The reported rise in interest costs is surprising, because borrowing by these firms remains at depressed levels while competition among banks to book new loans continues to be intense.
"Based on everything I hear, spreads over prime and narrowing as banks compete for a smaller pot of loan demand," said Irwin Kellner, chief economist at Chemical Banking Corp.
It's possible, he said, that banks may be lending now to riskier borrowers, which would be reflected in a higher average spread over prime.
"I hope that's not the case," added Mr.

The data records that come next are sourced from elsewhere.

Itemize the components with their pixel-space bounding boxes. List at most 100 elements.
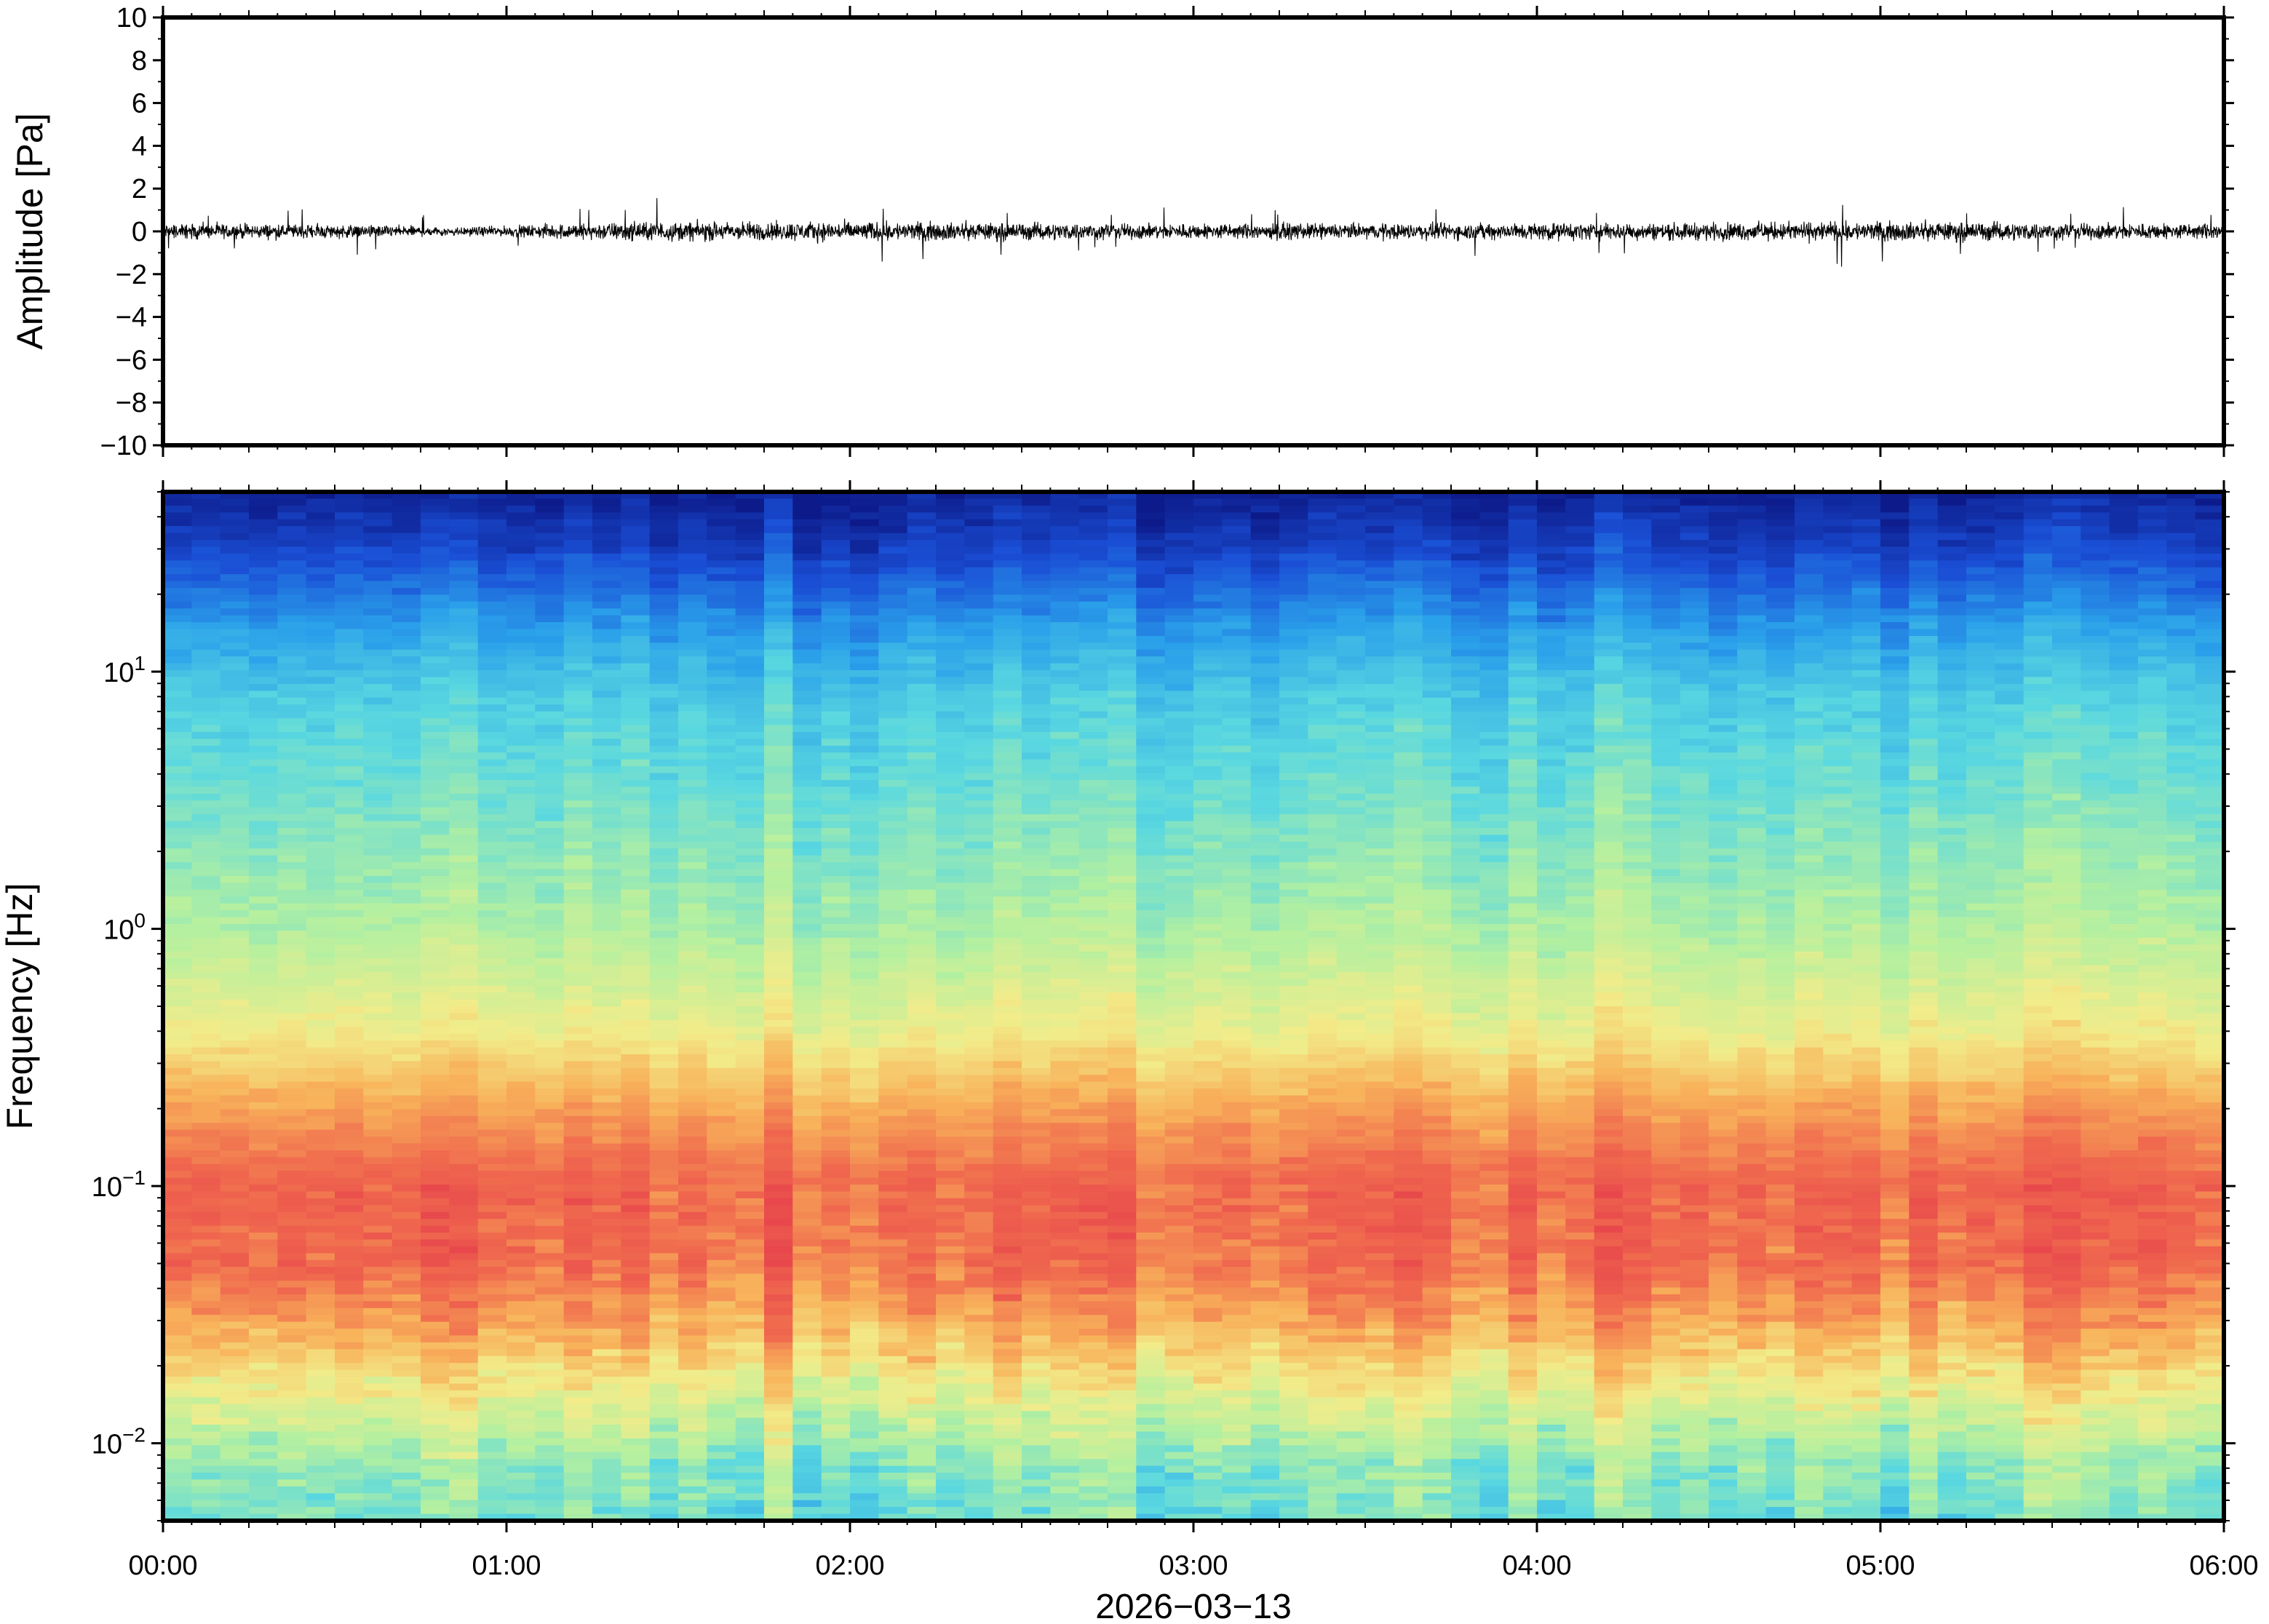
spectrogram-cell [449,1115,479,1123]
spectrogram-cell [449,1150,479,1158]
spectrogram-cell [277,1225,307,1233]
spectrogram-cell [392,649,421,657]
spectrogram-cell [335,1281,364,1289]
spectrogram-cell [850,1383,879,1391]
spectrogram-cell [449,814,479,822]
spectrogram-cell [993,1259,1022,1267]
spectrogram-cell [535,581,565,589]
spectrogram-cell [191,1513,221,1521]
spectrogram-cell [1050,601,1080,609]
spectrogram-cell [735,1129,765,1137]
spectrogram-cell [707,622,736,630]
spectrogram-cell [821,649,851,657]
spectrogram-cell [1050,519,1080,527]
spectrogram-cell [163,601,192,609]
spectrogram-cell [821,704,851,712]
spectrogram-cell [277,903,307,911]
spectrogram-cell [249,677,278,685]
spectrogram-cell [306,1486,335,1494]
spectrogram-cell [306,1390,335,1398]
spectrogram-cell [421,608,450,616]
spectrogram-cell [363,1157,393,1165]
spectrogram-cell [621,1191,651,1199]
spectrogram-cell [621,1137,651,1145]
spectrogram-cell [993,931,1022,939]
spectrogram-cell [764,1095,793,1103]
spectrogram-cell [621,1259,651,1267]
spectrogram-cell [506,574,536,582]
spectrogram-cell [678,739,707,747]
spectrogram-cell [277,1329,307,1337]
spectrogram-cell [993,1205,1022,1213]
spectrogram-cell [249,526,278,534]
spectrogram-cell [220,540,250,547]
spectrogram-cell [707,1273,736,1281]
spectrogram-cell [163,1033,192,1041]
spectrogram-cell [821,951,851,959]
spectrogram-cell [449,1267,479,1275]
spectrogram-cell [735,883,765,891]
spectrogram-cell [191,505,221,513]
spectrogram-cell [163,725,192,733]
spectrogram-cell [392,1473,421,1480]
spectrogram-cell [277,1019,307,1027]
spectrogram-cell [1022,1123,1051,1131]
spectrogram-cell [821,1157,851,1165]
spectrogram-cell [163,1088,192,1096]
spectrogram-cell [878,869,908,877]
spectrogram-cell [249,1047,278,1055]
spectrogram-cell [792,1465,822,1473]
spectrogram-cell [191,731,221,739]
spectrogram-cell [335,1287,364,1295]
spectrogram-cell [850,629,879,637]
spectrogram-cell [592,540,621,547]
spectrogram-cell [191,615,221,623]
spectrogram-cell [220,1163,250,1171]
spectrogram-cell [363,1205,393,1213]
spectrogram-cell [535,690,565,698]
spectrogram-cell [392,1486,421,1494]
spectrogram-cell [220,553,250,561]
spectrogram-cell [220,827,250,835]
spectrogram-cell [850,1356,879,1364]
spectrogram-cell [850,965,879,973]
spectrogram-cell [792,1500,822,1508]
spectrogram-cell [363,1267,393,1275]
spectrogram-cell [163,1281,192,1289]
spectrogram-cell [964,848,994,856]
spectrogram-cell [678,965,707,973]
spectrogram-cell [936,1150,965,1158]
spectrogram-cell [907,923,937,931]
spectrogram-cell [421,1369,450,1377]
spectrogram-cell [678,1150,707,1158]
spectrogram-cell [621,1253,651,1261]
spectrogram-cell [449,594,479,602]
spectrogram-cell [792,1479,822,1487]
spectrogram-cell [449,1040,479,1048]
spectrogram-cell [592,492,621,499]
spectrogram-cell [335,1307,364,1315]
spectrogram-cell [335,1150,364,1158]
spectrogram-cell [735,869,765,877]
spectrogram-cell [335,773,364,781]
spectrogram-cell [535,731,565,739]
spectrogram-cell [1050,1211,1080,1219]
spectrogram-cell [477,1411,507,1419]
spectrogram-cell [649,999,679,1007]
spectrogram-cell [563,677,593,685]
spectrogram-cell [191,855,221,863]
spectrogram-cell [878,533,908,541]
spectrogram-cell [563,979,593,987]
spectrogram-cell [764,965,793,973]
spectrogram-cell [649,992,679,1000]
spectrogram-cell [449,704,479,712]
spectrogram-cell [220,875,250,883]
spectrogram-cell [449,670,479,678]
spectrogram-cell [421,1425,450,1432]
spectrogram-cell [821,1493,851,1501]
spectrogram-cell [649,1259,679,1267]
spectrogram-cell [306,553,335,561]
spectrogram-cell [449,923,479,931]
spectrogram-cell [506,512,536,520]
spectrogram-cell [1050,567,1080,575]
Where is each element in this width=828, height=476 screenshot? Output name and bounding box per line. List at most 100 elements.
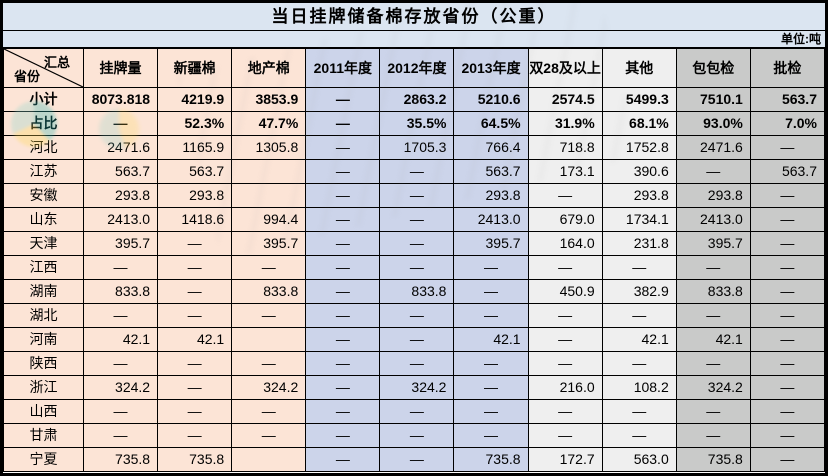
table-cell: — bbox=[601, 255, 677, 280]
row-label: 甘肃 bbox=[3, 423, 84, 448]
table-cell: — bbox=[305, 279, 381, 304]
cotton-province-table: 汇总 省份 挂牌量 新疆棉 地产棉 2011年度 2012年度 2013年度 双28及以上其… bbox=[3, 48, 825, 472]
table-cell: — bbox=[379, 255, 455, 280]
table-cell: 7.0% bbox=[749, 111, 825, 136]
table-cell: — bbox=[379, 303, 455, 328]
table-cell: 293.8 bbox=[453, 183, 529, 208]
table-cell: 108.2 bbox=[601, 375, 677, 400]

Kellner, who sees the economy hitting a "speed bump" in early 1994 as the effect of higher taxes begins to weigh on businesses.
Despite the overall increase in average interest costs, only 1% of the respondents said they were paying higher rates on their loans.
That further suggests that the upward pressure on rates is coming from new and perhaps more risky borrowers.
Meanwhile, just 33% of the small businesses surveyed by the federation said they were regular borrowers in the third quarter, just one percentage point above the second-quarter level. which was the lowest recorded in the 20-year history of the survey.
Regular borrowers are defined as those that borrow at least once every three months.
In other findings, only 8% of firms reported that loans were harder to get in the latest quarter, indicating that the availability of credit is not a big issue.
Taxes outweighed all other issues as the most important problem for small businesses.
The federation represents a number of partnerships and proprietorships, which will be hit by higher taxes contained in the Clinton administration's budget bill, enacted earlier in the year.
Not surprisingly, more than half of the respondents rated the administration's economic policies "poor."
On a somewhat brighter note. the group's small-business optimism index rose a seasonally adjusted 1.6%, to 95.6%, in the latest quarterly survey.
While calling the increase "insignificant," the federation said the index is al least moving in the right direction.
Still, only 14% of small businesses said they expected the economy to improve in six months, while 33% thought it would get worse.